In this work, we propose an image analysis pipeline on CT-based images of 88 acute ischemic stroke (AIS) patients drawn from a single dynamic acquisition protocol acquired at the acute ischemic phase. We use the first scan at the time of the dynamic acquisition as a proxy for NCCT, and the rest of the scans as a proxy for CTA scans, with bolus imaged at different brain enhancement phases. Thus, we use the terms “NCCT” and “CTA” to refer to them. This pipeline enables us to answer the questions “Does the injection of bolus enhance the infarct core signal?” and “What is the ideal bolus timing to enhance the infarct core signal?” without being influenced by aforementioned factors such as scanner model, acquisition settings, contrast bolus delay, and human reader errors. We use reference MRI DWI images acquired after successful recanalization acting as our gold standard for infarct core.
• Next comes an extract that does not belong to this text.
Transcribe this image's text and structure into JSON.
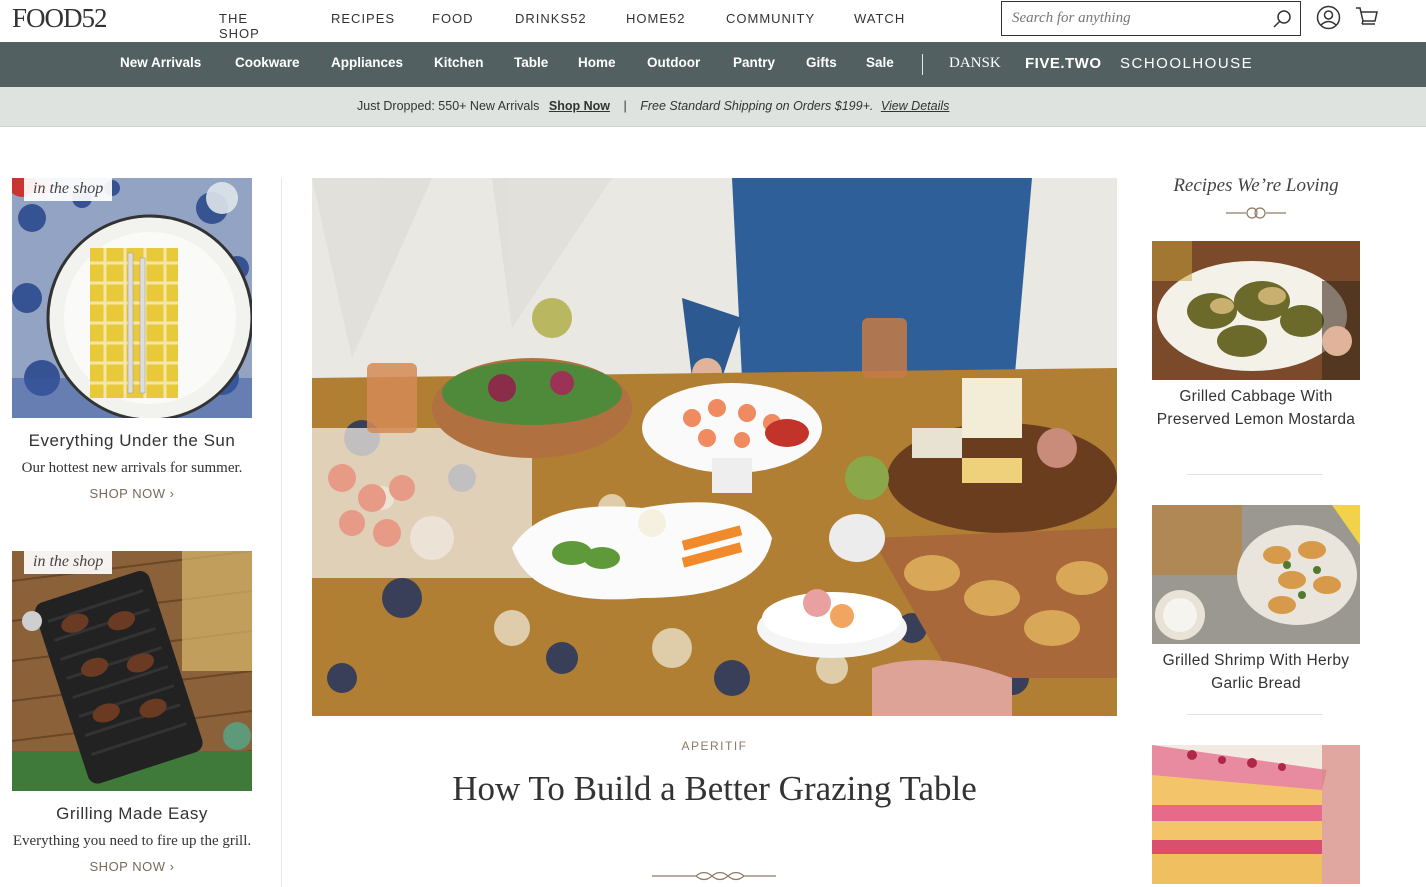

The ICS is quantified by calculating the difference in intensity distribution between the infarct core region and its symmetrical healthy counterpart on the contralateral hemisphere of the brain using a metric derived from information theory, the Kullback-Leibler divergence (KL divergence). We compare the ICS provided by NCCT and CTA and retrieve the optimal timing of CTA bolus to maximize the ICS.

In our experiments, we numerically confirm that CTAs provide greater ICS compared to NCCT. Then, we find that, on average, the ideal CTA acquisition time to maximize the ICS is not the current target of standard CTA protocols, i.e., during the peak of arterial enhancement, but a few seconds afterward (median of 3 s; 95% CI [1.5, 3.0]). While there are other studies comparing the prediction potential of ischemic infarct core from NCCT and CTA images, to the best of our knowledge, this analysis is the first to perform a quantitative comparison of the ICS among CT based scans, with and without bolus injection, acquired using the same scanning sequence and a precise characterization of the bolus uptake, hence, reducing potential confounding factors.